空氣中沒有那種腐臭的味道,嗓子卻刺痛難忍。李立明叫大家後腿,“這個樣子,恐怕不是‘人豬坳’”。
人豬坳是土賊叫法,它不同於殉葬坑。殉葬坑也是墓葬的一部分,顧名思義,殉葬坑也是在墓葬的風水佈局當中佔據一個相當重要的位置,每個殉葬坑裡的人數,男女數量,殉葬方式都大有講究,毒殺還是砍殺,不同時代會有不同的方式。比如東周時期,秦國公的殉葬人還有木頭箱裝着。
不過人數的規定就難下定論,具體數字雖然有定製,但是從發現來看,沒有一個遵守的。已經發現的戰國古墓,人數最多的186,最少的46人。殉葬坑位置,也是圍滿墓主周圍,或者在西南挖曲尺殉葬坑。
沒有一個固定的葬制。
這麼亂的丟在一起,對於古墓來說,可能是參與修建的工匠,也可能是部族之爭當中,失敗一方被全數屠滅。細想起來,這些人的身份都不如奴隸和戰俘,殉葬的奴隸戰俘都有一個葬尸位。胡亂成堆,土賊就叫這種地方爲人豬坳,指處理多餘屍體的地方。
“你就說規定有,按規定的墓葬沒有就得了”楠楠說道。站在矮牆上的楠楠,都被李立明的話氣夠嗆。
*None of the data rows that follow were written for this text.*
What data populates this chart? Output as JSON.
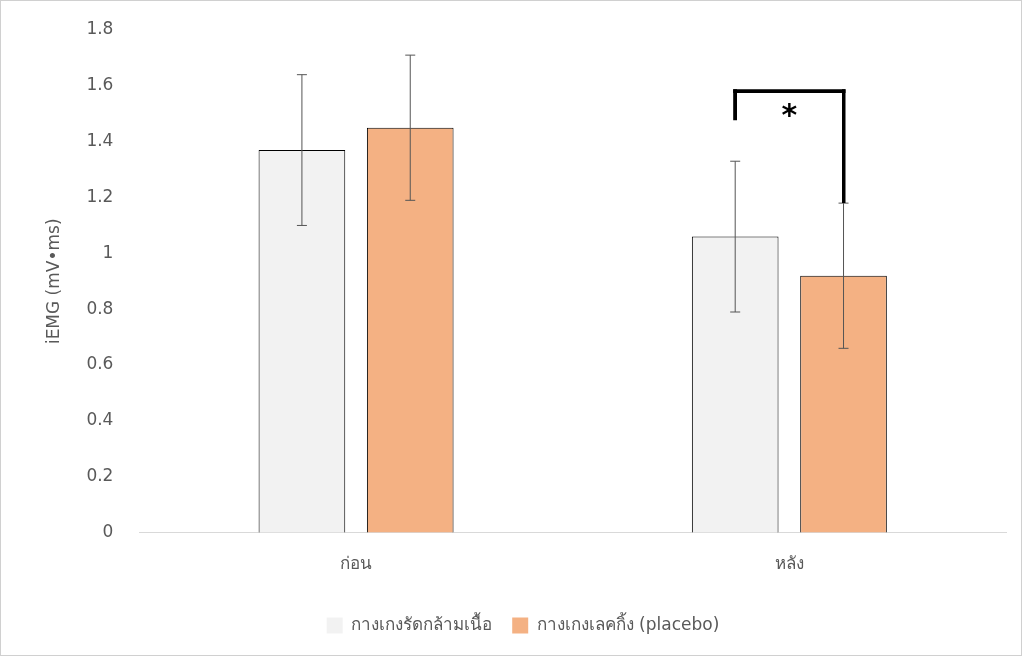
{
  "chart_data": {
    "type": "bar",
    "ylabel": "iEMG (mV•ms)",
    "categories": [
      "ก่อน",
      "หลัง"
    ],
    "series": [
      {
        "name": "กางเกงรัดกล้ามเนื้อ",
        "color": "#f2f2f2",
        "values": [
          1.37,
          1.06
        ],
        "errors": [
          [
            1.1,
            1.64
          ],
          [
            0.79,
            1.33
          ]
        ]
      },
      {
        "name": "กางเกงเลคกิ้ง (placebo)",
        "color": "#f4b183",
        "values": [
          1.45,
          0.92
        ],
        "errors": [
          [
            1.19,
            1.71
          ],
          [
            0.66,
            1.18
          ]
        ]
      }
    ],
    "ylim": [
      0,
      1.8
    ],
    "yticks": [
      0,
      0.2,
      0.4,
      0.6,
      0.8,
      1,
      1.2,
      1.4,
      1.6,
      1.8
    ],
    "grid": false,
    "legend": "bottom",
    "annotations": [
      "*"
    ]
  }
}
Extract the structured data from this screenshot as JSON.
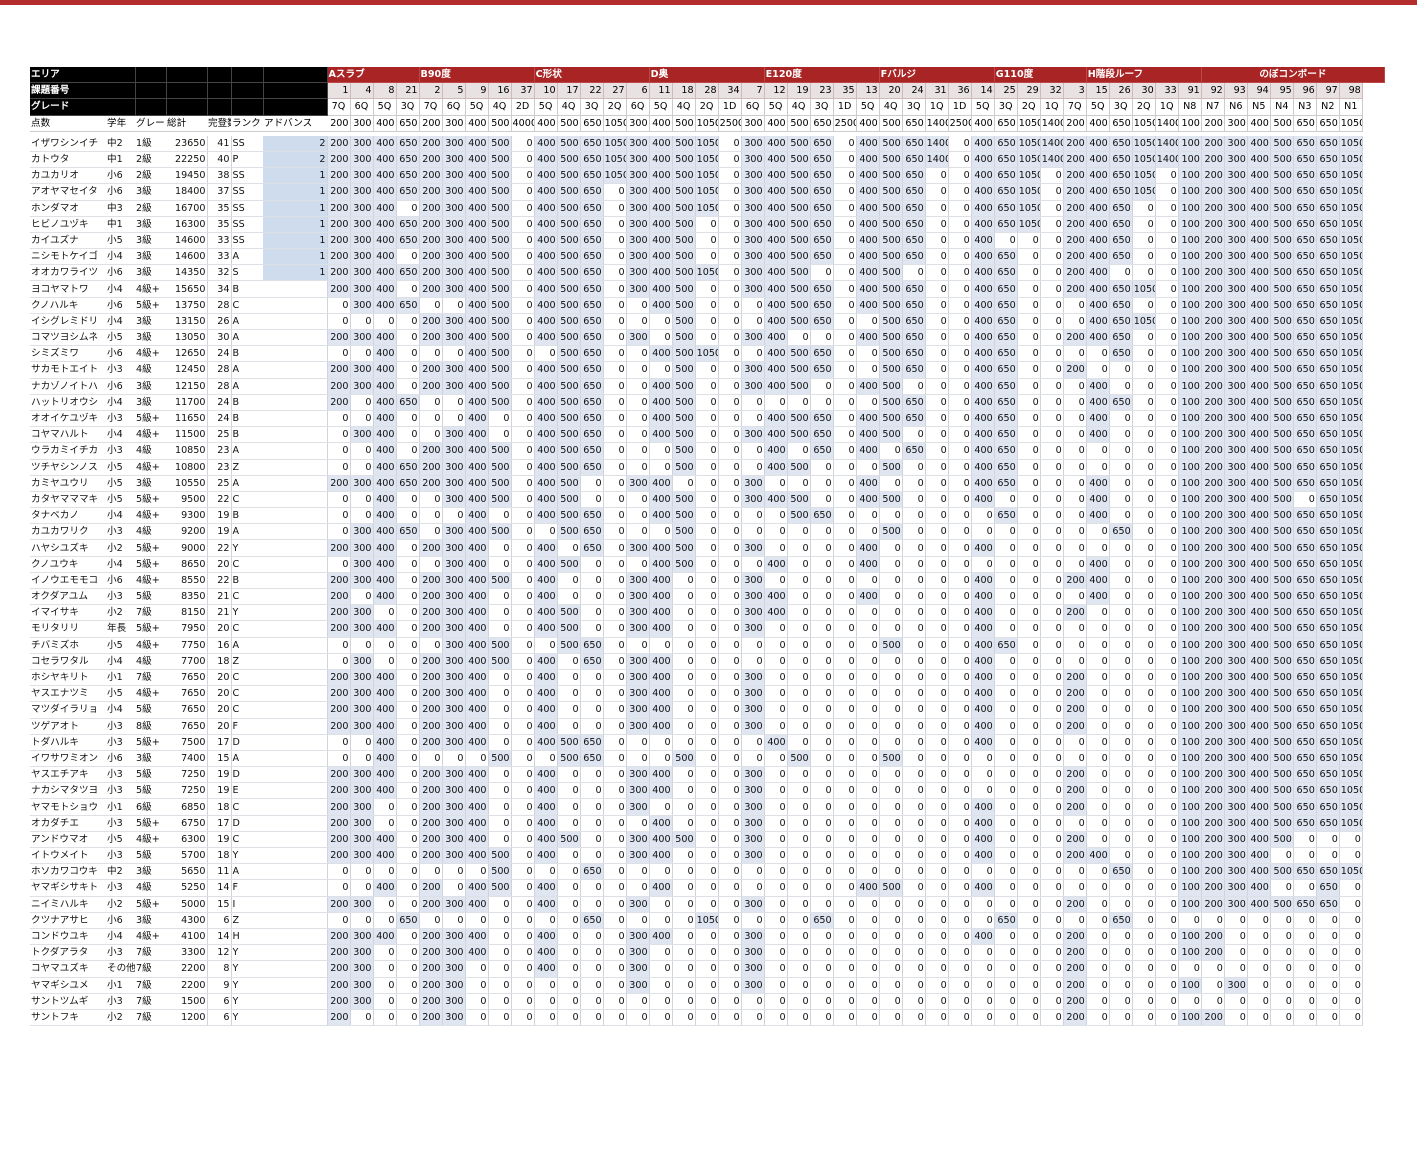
{
  "header": {
    "row_labels": [
      "エリア",
      "課題番号",
      "グレード",
      "点数"
    ],
    "info_cols": [
      "学年",
      "グレー",
      "総計",
      "完登数",
      "ランク",
      "アドバンス"
    ],
    "areas": [
      [
        "Aスラブ",
        4
      ],
      [
        "B90度",
        5
      ],
      [
        "C形状",
        5
      ],
      [
        "D奥",
        5
      ],
      [
        "E120度",
        5
      ],
      [
        "Fバルジ",
        5
      ],
      [
        "G110度",
        4
      ],
      [
        "H階段ルーフ",
        5
      ],
      [
        "のぼコンボード",
        9
      ]
    ],
    "nums": [
      "1",
      "4",
      "8",
      "21",
      "2",
      "5",
      "9",
      "16",
      "37",
      "10",
      "17",
      "22",
      "27",
      "6",
      "11",
      "18",
      "28",
      "34",
      "7",
      "12",
      "19",
      "23",
      "35",
      "13",
      "20",
      "24",
      "31",
      "36",
      "14",
      "25",
      "29",
      "32",
      "3",
      "15",
      "26",
      "30",
      "33",
      "91",
      "92",
      "93",
      "94",
      "95",
      "96",
      "97",
      "98"
    ],
    "grades": [
      "7Q",
      "6Q",
      "5Q",
      "3Q",
      "7Q",
      "6Q",
      "5Q",
      "4Q",
      "2D",
      "5Q",
      "4Q",
      "3Q",
      "2Q",
      "6Q",
      "5Q",
      "4Q",
      "2Q",
      "1D",
      "6Q",
      "5Q",
      "4Q",
      "3Q",
      "1D",
      "5Q",
      "4Q",
      "3Q",
      "1Q",
      "1D",
      "5Q",
      "3Q",
      "2Q",
      "1Q",
      "7Q",
      "5Q",
      "3Q",
      "2Q",
      "1Q",
      "N8",
      "N7",
      "N6",
      "N5",
      "N4",
      "N3",
      "N2",
      "N1"
    ],
    "points": [
      "200",
      "300",
      "400",
      "650",
      "200",
      "300",
      "400",
      "500",
      "4000",
      "400",
      "500",
      "650",
      "1050",
      "300",
      "400",
      "500",
      "1050",
      "2500",
      "300",
      "400",
      "500",
      "650",
      "2500",
      "400",
      "500",
      "650",
      "1400",
      "2500",
      "400",
      "650",
      "1050",
      "1400",
      "200",
      "400",
      "650",
      "1050",
      "1400",
      "100",
      "200",
      "300",
      "400",
      "500",
      "650",
      "650",
      "1050"
    ]
  },
  "rows": [
    [
      "イザワシンイチ",
      "中2",
      "1級",
      "23650",
      "41",
      "SS",
      "2",
      "200 300 400 650 200 300 400 500 0 400 500 650 1050 300 400 500 1050 0 300 400 500 650 0 400 500 650 1400 0 400 650 1050 1400 200 400 650 1050 1400 100 200 300 400 500 650 650 1050"
    ],
    [
      "カトウタ",
      "中1",
      "2級",
      "22250",
      "40",
      "P",
      "2",
      "200 300 400 650 200 300 400 500 0 400 500 650 1050 300 400 500 1050 0 300 400 500 650 0 400 500 650 1400 0 400 650 1050 1400 200 400 650 1050 1400 100 200 300 400 500 650 650 1050"
    ],
    [
      "カユカリオ",
      "小6",
      "2級",
      "19450",
      "38",
      "SS",
      "1",
      "200 300 400 650 200 300 400 500 0 400 500 650 1050 300 400 500 1050 0 300 400 500 650 0 400 500 650 0 0 400 650 1050 0 200 400 650 1050 0 100 200 300 400 500 650 650 1050"
    ],
    [
      "アオヤマセイタ",
      "小6",
      "3級",
      "18400",
      "37",
      "SS",
      "1",
      "200 300 400 650 200 300 400 500 0 400 500 650 0 300 400 500 1050 0 300 400 500 650 0 400 500 650 0 0 400 650 1050 0 200 400 650 1050 0 100 200 300 400 500 650 650 1050"
    ],
    [
      "ホンダマオ",
      "中3",
      "2級",
      "16700",
      "35",
      "SS",
      "1",
      "200 300 400 0 200 300 400 500 0 400 500 650 0 300 400 500 1050 0 300 400 500 650 0 400 500 650 0 0 400 650 1050 0 200 400 650 0 0 100 200 300 400 500 650 650 1050"
    ],
    [
      "ヒビノユヅキ",
      "中1",
      "3級",
      "16300",
      "35",
      "SS",
      "1",
      "200 300 400 650 200 300 400 500 0 400 500 650 0 300 400 500 0 0 300 400 500 650 0 400 500 650 0 0 400 650 1050 0 200 400 650 0 0 100 200 300 400 500 650 650 1050"
    ],
    [
      "カイユズナ",
      "小5",
      "3級",
      "14600",
      "33",
      "SS",
      "1",
      "200 300 400 650 200 300 400 500 0 400 500 650 0 300 400 500 0 0 300 400 500 650 0 400 500 650 0 0 400 0 0 0 200 400 650 0 0 100 200 300 400 500 650 650 1050"
    ],
    [
      "ニシモトケイゴ",
      "小4",
      "3級",
      "14600",
      "33",
      "A",
      "1",
      "200 300 400 0 200 300 400 500 0 400 500 650 0 300 400 500 0 0 300 400 500 650 0 400 500 650 0 0 400 650 0 0 200 400 650 0 0 100 200 300 400 500 650 650 1050"
    ],
    [
      "オオカワライツ",
      "小6",
      "3級",
      "14350",
      "32",
      "S",
      "1",
      "200 300 400 650 200 300 400 500 0 400 500 650 0 300 400 500 1050 0 300 400 500 0 0 400 500 0 0 0 400 650 0 0 200 400 0 0 0 100 200 300 400 500 650 650 1050"
    ],
    [
      "ヨコヤマトワ",
      "小4",
      "4級+",
      "15650",
      "34",
      "B",
      "",
      "200 300 400 0 200 300 400 500 0 400 500 650 0 300 400 500 0 0 300 400 500 650 0 400 500 650 0 0 400 650 0 0 200 400 650 1050 0 100 200 300 400 500 650 650 1050"
    ],
    [
      "クノハルキ",
      "小6",
      "5級+",
      "13750",
      "28",
      "C",
      "",
      "0 300 400 650 0 0 400 500 0 400 500 650 0 0 400 500 0 0 0 400 500 650 0 400 500 650 0 0 400 650 0 0 0 400 650 0 0 100 200 300 400 500 650 650 1050"
    ],
    [
      "イシグレミドリ",
      "小4",
      "3級",
      "13150",
      "26",
      "A",
      "",
      "0 0 0 0 200 300 400 500 0 400 500 650 0 0 0 500 0 0 0 400 500 650 0 0 500 650 0 0 400 650 0 0 0 400 650 1050 0 100 200 300 400 500 650 650 1050"
    ],
    [
      "コマツヨシムネ",
      "小5",
      "3級",
      "13050",
      "30",
      "A",
      "",
      "200 300 400 0 200 300 400 500 0 400 500 650 0 300 0 500 0 0 300 400 0 0 0 400 500 650 0 0 400 650 0 0 200 400 650 0 0 100 200 300 400 500 650 650 1050"
    ],
    [
      "シミズミワ",
      "小6",
      "4級+",
      "12650",
      "24",
      "B",
      "",
      "0 0 400 0 0 0 400 500 0 0 500 650 0 0 400 500 1050 0 0 400 500 650 0 0 500 650 0 0 400 650 0 0 0 0 650 0 0 100 200 300 400 500 650 650 1050"
    ],
    [
      "サカモトエイト",
      "小3",
      "4級",
      "12450",
      "28",
      "A",
      "",
      "200 300 400 0 200 300 400 500 0 400 500 650 0 0 0 500 0 0 300 400 500 650 0 0 500 650 0 0 400 650 0 0 200 0 0 0 0 100 200 300 400 500 650 650 1050"
    ],
    [
      "ナカゾノイトハ",
      "小6",
      "3級",
      "12150",
      "28",
      "A",
      "",
      "200 300 400 0 200 300 400 500 0 400 500 650 0 0 400 500 0 0 300 400 500 0 0 400 500 0 0 0 400 650 0 0 0 400 0 0 0 100 200 300 400 500 650 650 1050"
    ],
    [
      "ハットリオウシ",
      "小4",
      "3級",
      "11700",
      "24",
      "B",
      "",
      "200 0 400 650 0 0 400 500 0 400 500 650 0 0 400 500 0 0 0 0 0 0 0 0 500 650 0 0 400 650 0 0 0 400 650 0 0 100 200 300 400 500 650 650 1050"
    ],
    [
      "オオイケユヅキ",
      "小3",
      "5級+",
      "11650",
      "24",
      "B",
      "",
      "0 0 400 0 0 0 400 0 0 400 500 650 0 0 400 500 0 0 0 400 500 650 0 400 500 650 0 0 400 650 0 0 0 400 0 0 0 100 200 300 400 500 650 650 1050"
    ],
    [
      "コヤマハルト",
      "小4",
      "4級+",
      "11500",
      "25",
      "B",
      "",
      "0 300 400 0 0 300 400 0 0 400 500 650 0 0 400 500 0 0 300 400 500 650 0 400 500 0 0 0 400 650 0 0 0 400 0 0 0 100 200 300 400 500 650 650 1050"
    ],
    [
      "ウラカミイチカ",
      "小3",
      "4級",
      "10850",
      "23",
      "A",
      "",
      "0 0 400 0 200 300 400 500 0 400 500 650 0 0 0 500 0 0 0 400 0 650 0 400 0 650 0 0 400 650 0 0 0 0 0 0 0 100 200 300 400 500 650 650 1050"
    ],
    [
      "ツチヤシンノス",
      "小5",
      "4級+",
      "10800",
      "23",
      "Z",
      "",
      "0 0 400 650 200 300 400 500 0 400 500 650 0 0 0 500 0 0 0 400 500 0 0 0 500 0 0 0 400 650 0 0 0 0 0 0 0 100 200 300 400 500 650 650 1050"
    ],
    [
      "カミヤユウリ",
      "小5",
      "3級",
      "10550",
      "25",
      "A",
      "",
      "200 300 400 650 200 300 400 500 0 400 500 0 0 300 400 0 0 0 300 0 0 0 0 400 0 0 0 0 400 650 0 0 0 400 0 0 0 100 200 300 400 500 650 650 1050"
    ],
    [
      "カタヤマママキ",
      "小5",
      "5級+",
      "9500",
      "22",
      "C",
      "",
      "0 0 400 0 0 300 400 500 0 400 500 0 0 0 400 500 0 0 300 400 500 0 0 400 500 0 0 0 400 0 0 0 0 400 0 0 0 100 200 300 400 500 0 650 1050"
    ],
    [
      "タナベカノ",
      "小4",
      "4級+",
      "9300",
      "19",
      "B",
      "",
      "0 0 400 0 0 0 400 0 0 400 500 650 0 0 400 500 0 0 0 0 500 650 0 0 0 0 0 0 0 650 0 0 0 400 0 0 0 100 200 300 400 500 650 650 1050"
    ],
    [
      "カユカワリク",
      "小3",
      "4級",
      "9200",
      "19",
      "A",
      "",
      "0 300 400 650 0 300 400 500 0 0 500 650 0 0 0 500 0 0 0 0 0 0 0 0 500 0 0 0 0 0 0 0 0 0 650 0 0 100 200 300 400 500 650 650 1050"
    ],
    [
      "ハヤシユズキ",
      "小2",
      "5級+",
      "9000",
      "22",
      "Y",
      "",
      "200 300 400 0 200 300 400 0 0 400 0 650 0 300 400 500 0 0 300 0 0 0 0 400 0 0 0 0 400 0 0 0 0 0 0 0 0 100 200 300 400 500 650 650 1050"
    ],
    [
      "クノユウキ",
      "小4",
      "5級+",
      "8650",
      "20",
      "C",
      "",
      "0 300 400 0 0 300 400 0 0 400 500 0 0 0 400 500 0 0 0 400 0 0 0 400 0 0 0 0 0 0 0 0 0 400 0 0 0 100 200 300 400 500 650 650 1050"
    ],
    [
      "イノウエモモコ",
      "小6",
      "4級+",
      "8550",
      "22",
      "B",
      "",
      "200 300 400 0 200 300 400 500 0 400 0 0 0 300 400 0 0 0 300 0 0 0 0 0 0 0 0 0 400 0 0 0 200 400 0 0 0 100 200 300 400 500 650 650 1050"
    ],
    [
      "オクダアユム",
      "小3",
      "5級",
      "8350",
      "21",
      "C",
      "",
      "200 0 400 0 200 300 400 0 0 400 0 0 0 300 400 0 0 0 300 400 0 0 0 400 0 0 0 0 400 0 0 0 0 400 0 0 0 100 200 300 400 500 650 650 1050"
    ],
    [
      "イマイサキ",
      "小2",
      "7級",
      "8150",
      "21",
      "Y",
      "",
      "200 300 0 0 200 300 400 0 0 400 500 0 0 300 400 0 0 0 300 400 0 0 0 0 0 0 0 0 400 0 0 0 200 0 0 0 0 100 200 300 400 500 650 650 1050"
    ],
    [
      "モリタリリ",
      "年長",
      "5級+",
      "7950",
      "20",
      "C",
      "",
      "200 300 400 0 200 300 400 0 0 400 500 0 0 300 400 0 0 0 300 0 0 0 0 0 0 0 0 0 400 0 0 0 0 0 0 0 0 100 200 300 400 500 650 650 1050"
    ],
    [
      "チバミズホ",
      "小5",
      "4級+",
      "7750",
      "16",
      "A",
      "",
      "0 0 0 0 0 300 400 500 0 0 500 650 0 0 0 0 0 0 0 0 0 0 0 0 500 0 0 0 400 650 0 0 0 0 0 0 0 100 200 300 400 500 650 650 1050"
    ],
    [
      "コセラワタル",
      "小4",
      "4級",
      "7700",
      "18",
      "Z",
      "",
      "0 300 0 0 200 300 400 500 0 400 0 650 0 300 400 0 0 0 0 0 0 0 0 0 0 0 0 0 400 0 0 0 0 0 0 0 0 100 200 300 400 500 650 650 1050"
    ],
    [
      "ホシヤキリト",
      "小1",
      "7級",
      "7650",
      "20",
      "C",
      "",
      "200 300 400 0 200 300 400 0 0 400 0 0 0 300 400 0 0 0 300 0 0 0 0 0 0 0 0 0 400 0 0 0 200 0 0 0 0 100 200 300 400 500 650 650 1050"
    ],
    [
      "ヤスエナツミ",
      "小5",
      "4級+",
      "7650",
      "20",
      "C",
      "",
      "200 300 400 0 200 300 400 0 0 400 0 0 0 300 400 0 0 0 300 0 0 0 0 0 0 0 0 0 400 0 0 0 200 0 0 0 0 100 200 300 400 500 650 650 1050"
    ],
    [
      "マツダイラリョ",
      "小4",
      "5級",
      "7650",
      "20",
      "C",
      "",
      "200 300 400 0 200 300 400 0 0 400 0 0 0 300 400 0 0 0 300 0 0 0 0 0 0 0 0 0 400 0 0 0 200 0 0 0 0 100 200 300 400 500 650 650 1050"
    ],
    [
      "ツゲアオト",
      "小3",
      "8級",
      "7650",
      "20",
      "F",
      "",
      "200 300 400 0 200 300 400 0 0 400 0 0 0 300 400 0 0 0 300 0 0 0 0 0 0 0 0 0 400 0 0 0 200 0 0 0 0 100 200 300 400 500 650 650 1050"
    ],
    [
      "トダハルキ",
      "小3",
      "5級+",
      "7500",
      "17",
      "D",
      "",
      "0 0 400 0 200 300 400 0 0 400 500 650 0 0 0 0 0 0 0 400 0 0 0 0 0 0 0 0 400 0 0 0 0 0 0 0 0 100 200 300 400 500 650 650 1050"
    ],
    [
      "イワサワミオン",
      "小6",
      "3級",
      "7400",
      "15",
      "A",
      "",
      "0 0 400 0 0 0 0 500 0 0 500 650 0 0 0 500 0 0 0 0 500 0 0 0 500 0 0 0 0 0 0 0 0 0 0 0 0 100 200 300 400 500 650 650 1050"
    ],
    [
      "ヤスエチアキ",
      "小3",
      "5級",
      "7250",
      "19",
      "D",
      "",
      "200 300 400 0 200 300 400 0 0 400 0 0 0 300 400 0 0 0 300 0 0 0 0 0 0 0 0 0 0 0 0 0 200 0 0 0 0 100 200 300 400 500 650 650 1050"
    ],
    [
      "ナカシマタツヨ",
      "小3",
      "5級",
      "7250",
      "19",
      "E",
      "",
      "200 300 400 0 200 300 400 0 0 400 0 0 0 300 400 0 0 0 300 0 0 0 0 0 0 0 0 0 0 0 0 0 200 0 0 0 0 100 200 300 400 500 650 650 1050"
    ],
    [
      "ヤマモトショウ",
      "小1",
      "6級",
      "6850",
      "18",
      "C",
      "",
      "200 300 0 0 200 300 400 0 0 400 0 0 0 300 0 0 0 0 300 0 0 0 0 0 0 0 0 0 400 0 0 0 200 0 0 0 0 100 200 300 400 500 650 650 1050"
    ],
    [
      "オカダチエ",
      "小3",
      "5級+",
      "6750",
      "17",
      "D",
      "",
      "200 300 0 0 200 300 400 0 0 400 0 0 0 0 400 0 0 0 300 0 0 0 0 0 0 0 0 0 400 0 0 0 0 0 0 0 0 100 200 300 400 500 650 650 1050"
    ],
    [
      "アンドウマオ",
      "小5",
      "4級+",
      "6300",
      "19",
      "C",
      "",
      "200 300 400 0 200 300 400 0 0 400 500 0 0 300 400 500 0 0 300 0 0 0 0 0 0 0 0 0 400 0 0 0 200 0 0 0 0 100 200 300 400 500 0 0 0"
    ],
    [
      "イトウメイト",
      "小3",
      "5級",
      "5700",
      "18",
      "Y",
      "",
      "200 300 400 0 200 300 400 500 0 400 0 0 0 300 400 0 0 0 300 0 0 0 0 0 0 0 0 0 400 0 0 0 200 400 0 0 0 100 200 300 400 0 0 0 0"
    ],
    [
      "ホソカワコウキ",
      "中2",
      "3級",
      "5650",
      "11",
      "A",
      "",
      "0 0 0 0 0 0 0 500 0 0 0 650 0 0 0 0 0 0 0 0 0 0 0 0 0 0 0 0 0 0 0 0 0 0 650 0 0 100 200 300 400 500 650 650 1050"
    ],
    [
      "ヤマギシサキト",
      "小3",
      "4級",
      "5250",
      "14",
      "F",
      "",
      "0 0 400 0 200 0 400 500 0 400 0 0 0 0 400 0 0 0 0 0 0 0 0 400 500 0 0 0 400 0 0 0 0 0 0 0 0 100 200 300 400 0 0 650 0"
    ],
    [
      "ニイミハルキ",
      "小2",
      "5級+",
      "5000",
      "15",
      "I",
      "",
      "200 300 0 0 200 300 400 0 0 400 0 0 0 300 0 0 0 0 300 0 0 0 0 0 0 0 0 0 0 0 0 0 200 0 0 0 0 100 200 300 400 500 650 650 0"
    ],
    [
      "クツナアサヒ",
      "小6",
      "3級",
      "4300",
      "6",
      "Z",
      "",
      "0 0 0 650 0 0 0 0 0 0 0 650 0 0 0 0 1050 0 0 0 0 650 0 0 0 0 0 0 0 650 0 0 0 0 650 0 0 0 0 0 0 0 0 0 0"
    ],
    [
      "コンドウユキ",
      "小4",
      "4級+",
      "4100",
      "14",
      "H",
      "",
      "200 300 400 0 200 300 400 0 0 400 0 0 0 300 400 0 0 0 300 0 0 0 0 0 0 0 0 0 400 0 0 0 200 0 0 0 0 100 200 0 0 0 0 0 0"
    ],
    [
      "トクダアラタ",
      "小3",
      "7級",
      "3300",
      "12",
      "Y",
      "",
      "200 300 0 0 200 300 400 0 0 400 0 0 0 300 0 0 0 0 300 0 0 0 0 0 0 0 0 0 0 0 0 0 200 0 0 0 0 100 200 0 0 0 0 0 0"
    ],
    [
      "コヤマユズキ",
      "その他",
      "7級",
      "2200",
      "8",
      "Y",
      "",
      "200 300 0 0 200 300 0 0 0 400 0 0 0 300 0 0 0 0 300 0 0 0 0 0 0 0 0 0 0 0 0 0 200 0 0 0 0 0 0 0 0 0 0 0 0"
    ],
    [
      "ヤマギシユメ",
      "小1",
      "7級",
      "2200",
      "9",
      "Y",
      "",
      "200 300 0 0 200 300 0 0 0 0 0 0 0 300 0 0 0 0 300 0 0 0 0 0 0 0 0 0 0 0 0 0 200 0 0 0 0 100 0 300 0 0 0 0 0"
    ],
    [
      "サントツムギ",
      "小3",
      "7級",
      "1500",
      "6",
      "Y",
      "",
      "200 300 0 0 200 300 0 0 0 0 0 0 0 0 0 0 0 0 0 0 0 0 0 0 0 0 0 0 0 0 0 0 200 0 0 0 0 0 0 0 0 0 0 0 0"
    ],
    [
      "サントフキ",
      "小2",
      "7級",
      "1200",
      "6",
      "Y",
      "",
      "200 0 0 0 200 300 0 0 0 0 0 0 0 0 0 0 0 0 0 0 0 0 0 0 0 0 0 0 0 0 0 0 200 0 0 0 0 100 200 0 0 0 0 0 0"
    ]
  ]
}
“你看,楠楠都不樂意聽你這模棱兩可的話了,是不楠楠”張春來道。
空地中繼續向北,盡頭不見矮牆,而是一道土坡緩緩向下。丁曉東往右邊扔出蠟燭,山坡下被照亮。
“我滴媽呀!”。
李立明驚歎一聲,原來右邊的成堆屍體,只是山頂的一角。那緩坡之下,還有更多的屍體,就像一道厚厚的肉蓋,綿延出去。